*  Exported from  MasterCook  *

                        RIGATONI ALLA CARBONARA

Recipe By     :
Serving Size  : 4    Preparation Time :0:00
Categories    : Pasta                            Italian

 Amount  Measure       Ingredient -- Preparation Method
--------  ------------  --------------------------------
  3       oz           Pancetta
    1/4   c            Chopped onion
  1       sm           Dried red chile
  3       tb           Butter
  3       tb           Olive oil
  4                    Eggs
    1/2   c            Grated Parmesan cheese
    1/2   c            Grated pecorino
  1       tb           Salt
    1/2   ts           Salt
                       Freshly ground black pepper
  1       tb           Chopped parsley
  1       lb           Imported Italian spaghetti

 FINELY DICE THE PANCETTA and saute it gently with the
 onion and chile in the butter and olive oil until
 pancetta is rendered and the onion soft, about 10
 minutes.
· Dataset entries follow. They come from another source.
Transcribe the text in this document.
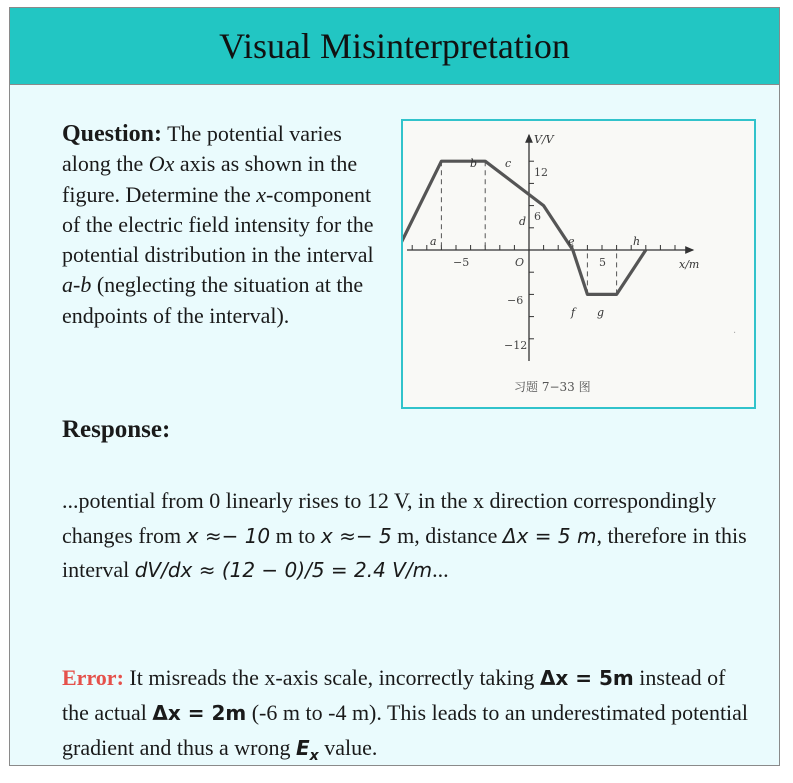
Visual Misinterpretation
Question: The potential varies along the Ox axis as shown in the figure. Determine the x-component of the electric field intensity for the potential distribution in the interval a-b (neglecting the situation at the endpoints of the interval).
V/V
x/m
12
6
−6
−12
−5	5
O
a
b	c
d
e
f g
h
习题 7−33 图
·
Response:
...potential from 0 linearly rises to 12 V, in the x direction correspondingly changes from x ≈− 10 m to x ≈− 5 m, distance Δx = 5 m, therefore in this interval dV/dx ≈ (12 − 0)/5 = 2.4 V/m...
Error: It misreads the x-axis scale, incorrectly taking Δx = 5m instead of the actual Δx = 2m (-6 m to -4 m). This leads to an underestimated potential gradient and thus a wrong $E_x$ value.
Discard chile. Beat the eggs with the 2
 cheeses, 1/2 teaspoon salt, several grindings of black
 pepper and the parsley. Bring 4-to-5 quarts of water
 to the boil. Add 1 tablespoon salt and put in the
 pasta. When pasta is still slightly underdone, drain
 it and add it to the pan with the pancetta. Over low
 heat, toss thoroughly to coat the pasta with the oil
 and butter. Off heat, stir in the egg-cheese mixture
 and toss vigorously. Serve at once.